Vervoer, eten en slapen
In de steden slapen we voor 450 tot 1000 rupees. Daarvoor mag je best een warme douche verwachten, maar vaak loont het om die even te testen als je niet direct een boiler ziet hangen. Daarbij kan je dan gelijk even je kamer aan een snelle inspectie onderwerpen: is het niet vochtig, is de matras een beetje zacht en zijn er stopcontacten? Stroom is er vaak niet heel de dag en gewoonlijk weet bijna niemand wanneer er dan (precies) wel stroom is, al schijnt dat gewoon in de krant te staan. Toch is het wel een beetje logisch dat er tussen 8 en 10 ‘s avonds vaak wel stroom is, dan kan je wel wat licht gebruiken en gelijk al je apparaten opladen.

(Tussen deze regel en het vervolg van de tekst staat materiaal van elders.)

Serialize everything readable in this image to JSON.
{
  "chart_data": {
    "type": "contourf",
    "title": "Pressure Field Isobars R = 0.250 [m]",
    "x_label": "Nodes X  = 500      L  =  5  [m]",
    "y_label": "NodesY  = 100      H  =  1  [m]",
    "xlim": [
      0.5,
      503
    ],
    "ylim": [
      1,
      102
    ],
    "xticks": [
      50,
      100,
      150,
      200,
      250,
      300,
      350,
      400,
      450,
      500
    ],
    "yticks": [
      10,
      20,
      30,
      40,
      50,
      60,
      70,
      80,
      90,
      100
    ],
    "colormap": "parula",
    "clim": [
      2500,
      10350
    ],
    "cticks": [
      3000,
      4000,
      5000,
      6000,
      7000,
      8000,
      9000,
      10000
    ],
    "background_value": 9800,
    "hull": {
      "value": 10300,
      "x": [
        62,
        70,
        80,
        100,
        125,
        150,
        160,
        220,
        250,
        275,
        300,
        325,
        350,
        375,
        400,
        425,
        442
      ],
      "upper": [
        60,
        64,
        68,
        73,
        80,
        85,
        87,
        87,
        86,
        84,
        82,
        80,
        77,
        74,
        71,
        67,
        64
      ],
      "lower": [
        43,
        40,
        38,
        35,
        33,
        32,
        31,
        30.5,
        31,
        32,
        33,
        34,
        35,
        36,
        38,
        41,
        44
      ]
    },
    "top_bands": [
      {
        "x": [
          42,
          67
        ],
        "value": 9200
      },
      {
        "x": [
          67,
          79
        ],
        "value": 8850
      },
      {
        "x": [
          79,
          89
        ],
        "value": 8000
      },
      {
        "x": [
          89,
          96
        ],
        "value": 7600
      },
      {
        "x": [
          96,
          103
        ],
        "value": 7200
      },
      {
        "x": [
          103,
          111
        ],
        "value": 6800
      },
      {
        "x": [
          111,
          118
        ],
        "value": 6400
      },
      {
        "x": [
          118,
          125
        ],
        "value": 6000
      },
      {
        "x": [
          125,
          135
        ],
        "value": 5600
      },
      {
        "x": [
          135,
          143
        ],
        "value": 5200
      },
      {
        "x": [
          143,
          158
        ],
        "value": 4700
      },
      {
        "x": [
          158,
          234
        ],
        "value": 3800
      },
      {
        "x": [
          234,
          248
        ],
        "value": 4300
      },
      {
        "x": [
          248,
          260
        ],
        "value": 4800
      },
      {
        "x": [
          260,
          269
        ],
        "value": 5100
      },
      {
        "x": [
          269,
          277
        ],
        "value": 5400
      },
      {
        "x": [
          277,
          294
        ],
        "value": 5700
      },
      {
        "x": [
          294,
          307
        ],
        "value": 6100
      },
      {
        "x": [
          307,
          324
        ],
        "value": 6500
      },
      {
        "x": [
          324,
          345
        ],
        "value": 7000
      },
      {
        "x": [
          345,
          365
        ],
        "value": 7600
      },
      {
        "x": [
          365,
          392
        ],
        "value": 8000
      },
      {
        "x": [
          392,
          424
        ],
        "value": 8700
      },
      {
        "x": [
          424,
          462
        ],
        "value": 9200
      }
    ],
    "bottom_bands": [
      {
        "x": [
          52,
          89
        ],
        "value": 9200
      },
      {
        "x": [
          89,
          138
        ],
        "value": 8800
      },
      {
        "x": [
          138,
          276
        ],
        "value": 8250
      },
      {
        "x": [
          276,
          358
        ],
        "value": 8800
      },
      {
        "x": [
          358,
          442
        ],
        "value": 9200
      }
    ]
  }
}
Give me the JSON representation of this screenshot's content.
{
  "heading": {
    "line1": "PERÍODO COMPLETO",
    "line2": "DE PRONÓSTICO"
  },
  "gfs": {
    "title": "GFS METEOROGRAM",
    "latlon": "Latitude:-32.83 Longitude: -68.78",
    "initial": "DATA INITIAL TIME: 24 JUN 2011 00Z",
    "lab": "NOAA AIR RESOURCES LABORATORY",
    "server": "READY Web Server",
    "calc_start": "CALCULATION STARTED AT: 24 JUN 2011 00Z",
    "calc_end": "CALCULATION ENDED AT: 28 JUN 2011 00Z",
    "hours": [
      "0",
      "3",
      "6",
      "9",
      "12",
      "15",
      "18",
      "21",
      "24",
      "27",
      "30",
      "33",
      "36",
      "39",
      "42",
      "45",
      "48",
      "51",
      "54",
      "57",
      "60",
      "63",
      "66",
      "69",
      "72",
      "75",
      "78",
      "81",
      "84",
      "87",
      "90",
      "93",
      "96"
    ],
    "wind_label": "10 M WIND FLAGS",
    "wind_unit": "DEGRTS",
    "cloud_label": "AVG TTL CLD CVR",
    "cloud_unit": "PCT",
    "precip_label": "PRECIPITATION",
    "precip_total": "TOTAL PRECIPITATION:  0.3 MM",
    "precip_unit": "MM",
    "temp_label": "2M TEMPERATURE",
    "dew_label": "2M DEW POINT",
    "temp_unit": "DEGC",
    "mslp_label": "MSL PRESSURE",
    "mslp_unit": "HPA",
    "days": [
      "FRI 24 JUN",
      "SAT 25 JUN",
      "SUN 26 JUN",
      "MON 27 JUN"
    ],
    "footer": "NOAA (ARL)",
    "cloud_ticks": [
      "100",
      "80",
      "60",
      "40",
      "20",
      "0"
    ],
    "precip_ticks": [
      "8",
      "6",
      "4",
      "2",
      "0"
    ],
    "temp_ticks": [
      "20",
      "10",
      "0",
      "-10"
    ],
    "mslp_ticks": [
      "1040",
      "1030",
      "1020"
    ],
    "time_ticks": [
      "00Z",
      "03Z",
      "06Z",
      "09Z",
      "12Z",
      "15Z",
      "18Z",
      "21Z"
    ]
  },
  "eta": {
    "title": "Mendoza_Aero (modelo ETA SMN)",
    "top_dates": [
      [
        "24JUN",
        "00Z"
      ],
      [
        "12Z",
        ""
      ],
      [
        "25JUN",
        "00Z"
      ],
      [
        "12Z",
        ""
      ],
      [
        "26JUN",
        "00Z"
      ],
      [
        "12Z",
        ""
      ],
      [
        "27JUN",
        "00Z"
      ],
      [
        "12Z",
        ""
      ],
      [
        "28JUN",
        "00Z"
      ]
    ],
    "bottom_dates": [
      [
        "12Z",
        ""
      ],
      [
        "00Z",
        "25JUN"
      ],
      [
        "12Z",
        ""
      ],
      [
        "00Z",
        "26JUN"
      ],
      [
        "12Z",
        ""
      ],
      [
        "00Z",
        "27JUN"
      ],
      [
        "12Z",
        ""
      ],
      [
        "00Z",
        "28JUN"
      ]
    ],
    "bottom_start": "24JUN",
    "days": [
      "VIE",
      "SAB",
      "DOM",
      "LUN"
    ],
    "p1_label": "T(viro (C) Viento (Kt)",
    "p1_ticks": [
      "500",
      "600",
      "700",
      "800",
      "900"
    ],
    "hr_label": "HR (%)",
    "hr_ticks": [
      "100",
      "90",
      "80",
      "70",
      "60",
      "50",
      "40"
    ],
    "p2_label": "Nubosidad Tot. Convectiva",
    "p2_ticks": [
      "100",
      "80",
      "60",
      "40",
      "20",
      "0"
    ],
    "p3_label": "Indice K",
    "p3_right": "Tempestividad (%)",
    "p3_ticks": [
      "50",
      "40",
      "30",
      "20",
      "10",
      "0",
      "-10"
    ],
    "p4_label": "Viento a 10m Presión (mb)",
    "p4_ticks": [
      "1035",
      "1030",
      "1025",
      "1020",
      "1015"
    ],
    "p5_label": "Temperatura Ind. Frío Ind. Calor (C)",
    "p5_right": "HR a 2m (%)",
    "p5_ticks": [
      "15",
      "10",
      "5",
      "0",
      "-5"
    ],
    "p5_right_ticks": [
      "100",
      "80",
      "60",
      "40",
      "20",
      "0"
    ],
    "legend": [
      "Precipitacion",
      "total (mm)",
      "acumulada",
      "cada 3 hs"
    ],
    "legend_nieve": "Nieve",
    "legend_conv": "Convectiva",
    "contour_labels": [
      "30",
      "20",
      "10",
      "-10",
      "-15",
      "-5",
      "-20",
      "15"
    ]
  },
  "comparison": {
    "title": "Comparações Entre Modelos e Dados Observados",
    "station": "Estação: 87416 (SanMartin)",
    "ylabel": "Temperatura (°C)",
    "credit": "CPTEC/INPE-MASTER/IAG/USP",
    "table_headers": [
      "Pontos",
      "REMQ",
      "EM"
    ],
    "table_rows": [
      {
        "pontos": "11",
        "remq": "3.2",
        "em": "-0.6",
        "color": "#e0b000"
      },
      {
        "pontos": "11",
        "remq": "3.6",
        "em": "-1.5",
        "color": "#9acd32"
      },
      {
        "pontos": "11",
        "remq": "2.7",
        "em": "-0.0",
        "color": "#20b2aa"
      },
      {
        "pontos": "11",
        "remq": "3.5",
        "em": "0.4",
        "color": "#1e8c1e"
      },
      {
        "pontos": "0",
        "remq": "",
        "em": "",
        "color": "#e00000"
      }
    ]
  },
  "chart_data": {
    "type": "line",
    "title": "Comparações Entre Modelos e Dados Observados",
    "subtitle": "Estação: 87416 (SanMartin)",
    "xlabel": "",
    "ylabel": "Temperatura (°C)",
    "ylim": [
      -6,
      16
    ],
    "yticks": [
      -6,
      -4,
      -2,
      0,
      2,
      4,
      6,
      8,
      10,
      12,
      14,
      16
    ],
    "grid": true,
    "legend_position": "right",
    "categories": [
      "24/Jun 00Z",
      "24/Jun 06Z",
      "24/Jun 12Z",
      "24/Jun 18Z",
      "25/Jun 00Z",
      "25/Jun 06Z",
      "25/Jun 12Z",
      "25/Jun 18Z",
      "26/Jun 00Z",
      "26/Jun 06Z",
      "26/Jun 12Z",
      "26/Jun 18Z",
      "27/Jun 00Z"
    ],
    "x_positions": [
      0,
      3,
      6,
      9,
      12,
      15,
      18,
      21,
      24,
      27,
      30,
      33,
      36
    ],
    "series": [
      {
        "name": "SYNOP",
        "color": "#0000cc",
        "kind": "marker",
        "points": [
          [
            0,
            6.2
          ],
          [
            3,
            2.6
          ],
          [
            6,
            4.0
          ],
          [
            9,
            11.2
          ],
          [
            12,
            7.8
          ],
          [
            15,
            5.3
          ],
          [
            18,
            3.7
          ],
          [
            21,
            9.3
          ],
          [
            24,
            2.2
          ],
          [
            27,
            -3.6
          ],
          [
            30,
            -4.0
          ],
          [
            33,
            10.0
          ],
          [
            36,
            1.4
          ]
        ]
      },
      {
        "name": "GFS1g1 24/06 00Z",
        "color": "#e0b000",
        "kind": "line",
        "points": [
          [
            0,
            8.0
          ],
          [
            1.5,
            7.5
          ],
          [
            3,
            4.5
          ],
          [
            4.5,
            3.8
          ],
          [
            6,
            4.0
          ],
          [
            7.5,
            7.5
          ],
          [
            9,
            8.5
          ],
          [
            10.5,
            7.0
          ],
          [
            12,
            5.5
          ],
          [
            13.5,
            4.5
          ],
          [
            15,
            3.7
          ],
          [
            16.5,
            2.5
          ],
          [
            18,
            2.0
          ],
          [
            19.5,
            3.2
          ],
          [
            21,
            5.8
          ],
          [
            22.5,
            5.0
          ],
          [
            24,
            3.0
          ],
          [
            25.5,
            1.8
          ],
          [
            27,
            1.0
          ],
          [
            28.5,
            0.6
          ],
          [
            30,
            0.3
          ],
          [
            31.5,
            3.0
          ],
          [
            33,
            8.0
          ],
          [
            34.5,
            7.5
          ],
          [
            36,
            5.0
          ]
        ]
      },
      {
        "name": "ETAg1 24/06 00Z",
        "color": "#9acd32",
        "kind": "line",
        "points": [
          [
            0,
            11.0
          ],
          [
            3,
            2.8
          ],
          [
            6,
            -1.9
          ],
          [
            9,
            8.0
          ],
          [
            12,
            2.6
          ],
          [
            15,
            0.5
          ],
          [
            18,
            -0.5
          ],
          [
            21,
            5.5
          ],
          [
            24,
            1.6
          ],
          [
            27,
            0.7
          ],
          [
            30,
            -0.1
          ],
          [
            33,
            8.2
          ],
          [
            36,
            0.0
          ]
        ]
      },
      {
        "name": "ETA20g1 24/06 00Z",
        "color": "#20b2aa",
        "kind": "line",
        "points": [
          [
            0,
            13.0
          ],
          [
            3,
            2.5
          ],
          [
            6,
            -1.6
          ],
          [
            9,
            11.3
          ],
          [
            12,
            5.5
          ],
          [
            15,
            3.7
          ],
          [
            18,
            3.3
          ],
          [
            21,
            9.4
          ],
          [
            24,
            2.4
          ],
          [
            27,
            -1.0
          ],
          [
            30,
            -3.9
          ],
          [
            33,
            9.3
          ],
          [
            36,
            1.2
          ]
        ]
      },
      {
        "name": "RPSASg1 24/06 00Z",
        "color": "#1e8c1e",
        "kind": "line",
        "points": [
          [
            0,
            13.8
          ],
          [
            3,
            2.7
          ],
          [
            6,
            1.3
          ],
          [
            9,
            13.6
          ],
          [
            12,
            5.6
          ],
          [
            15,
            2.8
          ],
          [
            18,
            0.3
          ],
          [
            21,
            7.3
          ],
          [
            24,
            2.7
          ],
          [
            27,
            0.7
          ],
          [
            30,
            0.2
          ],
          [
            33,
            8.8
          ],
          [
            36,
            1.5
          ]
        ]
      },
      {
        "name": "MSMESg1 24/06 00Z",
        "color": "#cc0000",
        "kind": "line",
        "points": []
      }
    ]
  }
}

We ontbijten op straat of bij een bakker. In Nepal vinden we weer lekker brood. Bij sommige bakkers hangt een bordje: ‘Discount after 8 pm’ – handig voor een goedkoop ontbijt de volgende ochtend. Lunch en diner kan je in een lekker restaurant krijgen – knap als je de rekening boven de 20 euro krijgt! Wil je veel voor weinig en bovendien traditioneel Nepalees eten, kies dan voor Dal Bhat, al is dat beslist geen reden om de YakDonalds in Kagbeni aan je voorbij te laten gaan!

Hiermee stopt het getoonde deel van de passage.